Fright Flight (Dreamseekers, #1) by Lisa Ard

Fright Flight (Dream Seekers, #1)Fright Flight by Lisa Ard

My rating: ★★★☆☆

A copy of this book was provided by the author in exchange for an honest review.

Fright Flight, I’m pleased to say, is what I expected it to be. I think it fulfilled its purpose: to present a young reader (seven to twelve is the recommended age, or at least that’s what the other reviewers are saying; the author actually told me seven to ten, which I find is a far better fit) with a fanciful SF/F story. Of course, I’m certainly not a member of the target audience, so I can only say this as an outsider looking in. But to me, Fright Flight came across as an acceptable addition to its genre.

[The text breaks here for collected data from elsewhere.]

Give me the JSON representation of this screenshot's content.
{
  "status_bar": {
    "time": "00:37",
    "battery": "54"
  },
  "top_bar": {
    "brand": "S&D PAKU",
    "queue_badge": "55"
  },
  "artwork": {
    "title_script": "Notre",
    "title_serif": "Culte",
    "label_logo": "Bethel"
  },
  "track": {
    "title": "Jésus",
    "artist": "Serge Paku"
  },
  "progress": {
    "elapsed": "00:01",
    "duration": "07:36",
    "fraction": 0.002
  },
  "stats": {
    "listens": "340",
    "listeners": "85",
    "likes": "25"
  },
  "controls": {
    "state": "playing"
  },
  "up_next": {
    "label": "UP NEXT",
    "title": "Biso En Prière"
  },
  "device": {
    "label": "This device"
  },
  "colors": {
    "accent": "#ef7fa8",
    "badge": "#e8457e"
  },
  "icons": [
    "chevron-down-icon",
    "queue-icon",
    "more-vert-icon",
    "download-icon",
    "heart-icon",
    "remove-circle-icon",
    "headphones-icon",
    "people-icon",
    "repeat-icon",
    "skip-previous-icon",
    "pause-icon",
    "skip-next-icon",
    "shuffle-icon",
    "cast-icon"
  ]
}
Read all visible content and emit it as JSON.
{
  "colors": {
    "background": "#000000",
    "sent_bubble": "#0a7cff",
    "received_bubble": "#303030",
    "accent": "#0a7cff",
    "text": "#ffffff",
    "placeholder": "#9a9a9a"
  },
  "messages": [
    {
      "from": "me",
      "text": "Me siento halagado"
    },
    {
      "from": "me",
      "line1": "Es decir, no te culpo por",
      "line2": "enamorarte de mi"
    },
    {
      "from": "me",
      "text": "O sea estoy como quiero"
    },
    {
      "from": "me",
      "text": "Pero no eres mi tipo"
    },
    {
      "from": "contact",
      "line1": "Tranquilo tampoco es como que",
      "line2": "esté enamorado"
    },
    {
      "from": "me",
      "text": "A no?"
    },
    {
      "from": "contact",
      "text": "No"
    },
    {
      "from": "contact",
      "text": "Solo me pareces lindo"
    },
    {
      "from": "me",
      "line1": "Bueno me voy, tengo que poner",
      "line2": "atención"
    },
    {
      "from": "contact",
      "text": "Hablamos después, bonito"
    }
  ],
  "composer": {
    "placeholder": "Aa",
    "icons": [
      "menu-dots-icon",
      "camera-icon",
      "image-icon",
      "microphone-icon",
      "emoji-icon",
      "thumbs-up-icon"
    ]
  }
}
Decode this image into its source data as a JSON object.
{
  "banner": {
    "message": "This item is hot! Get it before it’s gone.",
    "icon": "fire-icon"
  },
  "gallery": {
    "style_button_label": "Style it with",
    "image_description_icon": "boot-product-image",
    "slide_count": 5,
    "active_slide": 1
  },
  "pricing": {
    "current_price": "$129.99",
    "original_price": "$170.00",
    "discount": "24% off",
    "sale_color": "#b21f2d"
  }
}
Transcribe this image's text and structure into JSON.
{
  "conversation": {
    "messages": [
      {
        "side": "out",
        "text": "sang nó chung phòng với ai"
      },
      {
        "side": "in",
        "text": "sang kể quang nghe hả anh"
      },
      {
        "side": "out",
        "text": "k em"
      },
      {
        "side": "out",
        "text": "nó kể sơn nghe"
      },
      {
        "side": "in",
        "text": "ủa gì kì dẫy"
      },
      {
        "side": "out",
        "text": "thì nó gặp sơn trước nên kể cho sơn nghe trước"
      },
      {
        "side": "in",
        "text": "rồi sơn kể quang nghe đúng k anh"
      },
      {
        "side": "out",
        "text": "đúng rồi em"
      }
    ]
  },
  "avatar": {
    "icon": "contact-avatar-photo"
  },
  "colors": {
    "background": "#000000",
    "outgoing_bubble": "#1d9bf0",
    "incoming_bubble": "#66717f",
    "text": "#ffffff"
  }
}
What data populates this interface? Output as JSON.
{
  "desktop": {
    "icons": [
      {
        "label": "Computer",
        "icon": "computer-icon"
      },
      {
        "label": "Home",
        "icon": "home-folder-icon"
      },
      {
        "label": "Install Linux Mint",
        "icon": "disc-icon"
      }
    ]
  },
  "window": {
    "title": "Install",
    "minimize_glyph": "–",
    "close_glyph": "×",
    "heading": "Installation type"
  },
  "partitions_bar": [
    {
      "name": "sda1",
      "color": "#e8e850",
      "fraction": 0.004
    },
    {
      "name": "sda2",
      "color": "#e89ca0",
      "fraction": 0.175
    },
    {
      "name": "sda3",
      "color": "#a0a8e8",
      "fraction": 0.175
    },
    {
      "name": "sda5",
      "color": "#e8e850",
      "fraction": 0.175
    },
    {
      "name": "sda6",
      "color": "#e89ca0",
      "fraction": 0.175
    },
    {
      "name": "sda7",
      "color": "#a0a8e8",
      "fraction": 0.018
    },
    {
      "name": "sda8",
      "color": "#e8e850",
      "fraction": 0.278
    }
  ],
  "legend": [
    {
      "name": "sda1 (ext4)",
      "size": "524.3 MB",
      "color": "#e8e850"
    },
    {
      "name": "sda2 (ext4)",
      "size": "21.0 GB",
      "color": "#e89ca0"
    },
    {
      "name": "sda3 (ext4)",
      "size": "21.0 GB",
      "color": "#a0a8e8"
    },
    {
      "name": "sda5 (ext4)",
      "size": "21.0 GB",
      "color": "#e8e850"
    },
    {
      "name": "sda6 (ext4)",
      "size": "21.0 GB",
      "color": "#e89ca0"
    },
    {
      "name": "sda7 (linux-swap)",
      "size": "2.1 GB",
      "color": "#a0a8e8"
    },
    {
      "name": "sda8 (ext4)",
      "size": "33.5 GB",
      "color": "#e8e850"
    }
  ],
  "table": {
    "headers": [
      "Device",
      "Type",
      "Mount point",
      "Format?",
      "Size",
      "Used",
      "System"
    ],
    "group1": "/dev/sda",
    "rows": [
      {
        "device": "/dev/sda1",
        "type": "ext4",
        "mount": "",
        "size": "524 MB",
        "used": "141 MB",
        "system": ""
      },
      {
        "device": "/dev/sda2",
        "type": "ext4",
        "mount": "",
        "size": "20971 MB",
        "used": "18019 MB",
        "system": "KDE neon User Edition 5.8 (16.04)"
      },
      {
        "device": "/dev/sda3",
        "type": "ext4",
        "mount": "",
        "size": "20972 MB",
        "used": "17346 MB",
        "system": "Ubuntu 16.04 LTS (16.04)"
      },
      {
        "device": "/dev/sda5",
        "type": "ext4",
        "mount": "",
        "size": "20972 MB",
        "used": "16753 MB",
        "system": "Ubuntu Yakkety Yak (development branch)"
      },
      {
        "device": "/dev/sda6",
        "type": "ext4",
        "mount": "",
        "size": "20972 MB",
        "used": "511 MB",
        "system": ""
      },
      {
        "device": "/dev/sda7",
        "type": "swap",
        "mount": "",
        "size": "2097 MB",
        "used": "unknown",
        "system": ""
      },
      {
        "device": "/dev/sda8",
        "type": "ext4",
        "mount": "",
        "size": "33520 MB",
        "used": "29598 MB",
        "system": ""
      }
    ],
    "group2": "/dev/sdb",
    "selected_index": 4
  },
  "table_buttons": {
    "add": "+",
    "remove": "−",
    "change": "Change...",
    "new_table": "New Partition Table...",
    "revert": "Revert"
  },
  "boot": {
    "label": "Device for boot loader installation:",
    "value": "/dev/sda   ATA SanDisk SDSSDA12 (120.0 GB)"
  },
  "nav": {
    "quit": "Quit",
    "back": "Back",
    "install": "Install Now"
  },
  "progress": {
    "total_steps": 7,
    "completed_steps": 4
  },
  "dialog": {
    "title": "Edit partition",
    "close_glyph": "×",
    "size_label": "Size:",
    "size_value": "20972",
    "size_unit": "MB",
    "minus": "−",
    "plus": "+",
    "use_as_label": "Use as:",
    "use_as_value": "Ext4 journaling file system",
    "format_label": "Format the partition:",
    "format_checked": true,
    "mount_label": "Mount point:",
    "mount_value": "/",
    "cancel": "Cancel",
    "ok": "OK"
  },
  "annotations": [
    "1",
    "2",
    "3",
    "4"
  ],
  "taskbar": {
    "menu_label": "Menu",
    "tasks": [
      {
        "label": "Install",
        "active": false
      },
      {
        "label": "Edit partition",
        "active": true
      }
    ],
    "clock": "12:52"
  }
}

On the other hand, I can’t help but feel disappointed in a way. While reading, I got the distinct sensation that a great premise had been directed toward the wrong audience. The book as it is focuses a significant portion of the plot on the main character’s dream—too much of the plot, in my opinion. What piqued my curiosity was not by any means the spaceships; instead, the Dream Seekers themselves and their vague abilities drew my eye. I would have been more interested to see an examination of this “dream seeking”. How does it work, for instance? Are the Dream Seekers travelling to some alternate reality? The “Blend In” rule lends credence to that theory. And what about his mother? She’s stated to be able to share her children’s dreams. How does that work? Sheer willpower? And then she’s actually shown to visit her son’s spaceship dream, which brought up a bigger question: if he’s in such a dangerous dream that he needs his mother there to guide him, why didn’t she just wake him up in the “real world”? Can they not be awoken during a “dream seeking” episode? If so, that would present the characters with a major hassle in their lives, and I’d like to see the ramifications of that. The father’s attitude deserves special note: he’s described as a geneticist whose goal is to disable the gene that causes “dream seeking”. And yet his wife and children are Dream Seekers. This man is rife with unfortunate implications; he’s shown to emphasize his desire for his family to be “ordinary”, and yet no tension is shown between him and the people whose very identity he’s trying to remove. This family, if portrayed realistically to an older audience than the one for which the book was written, would be absolutely riddled with psychological issues. So I would have liked to read this plot as a YA novel; it would have given the author room to explore and elaborate, and perhaps then it would have satisfied my curiosity.

But still, it’s a nice story for a elementary schooler. I would say it’s a nice story for a beginning reader; however, the diction at certain times disqualifies it. There are moments when the twelve-year-old main character uses words that many people don’t learn until high school if ever, and while it’s not unrealistic for a twelve-year-old to have a respectable vocabulary, it is unrealistic for a twelve-year-old presented as “average” to have one. And that’s where the problem lies: the book certainly isn’t marketed solely toward twelve-year-olds with an advanced vocabulary. It’s marketed toward seven- to twelve-year-olds in general, and seven- to twelve-year-olds in general might have to break out a dictionary at points, which I personally consider detrimental to the book’s purpose. (After all, it’s hard enough to convince some children to read, so why make it more work that it has to be?)

All in all, this is a good piece; it does in certain moments make itself apparent as a first novel (the character’s voice comes across as a bit unpracticed, wavering between childlike and mature between paragraphs, and and there’s pointed avoidance of the word “said”, which is unnecessary at best and annoying at worst), but not in such a way that the target audience (or anyone else who isn’t actively looking for it) would notice. I would recommend it to any five- to ten-year-old with an interest in SF/F, and I do hope that this is an author who’ll continue to develop her craft as she continues with her series. And who knows? Maybe some of my questions will be answered as she goes.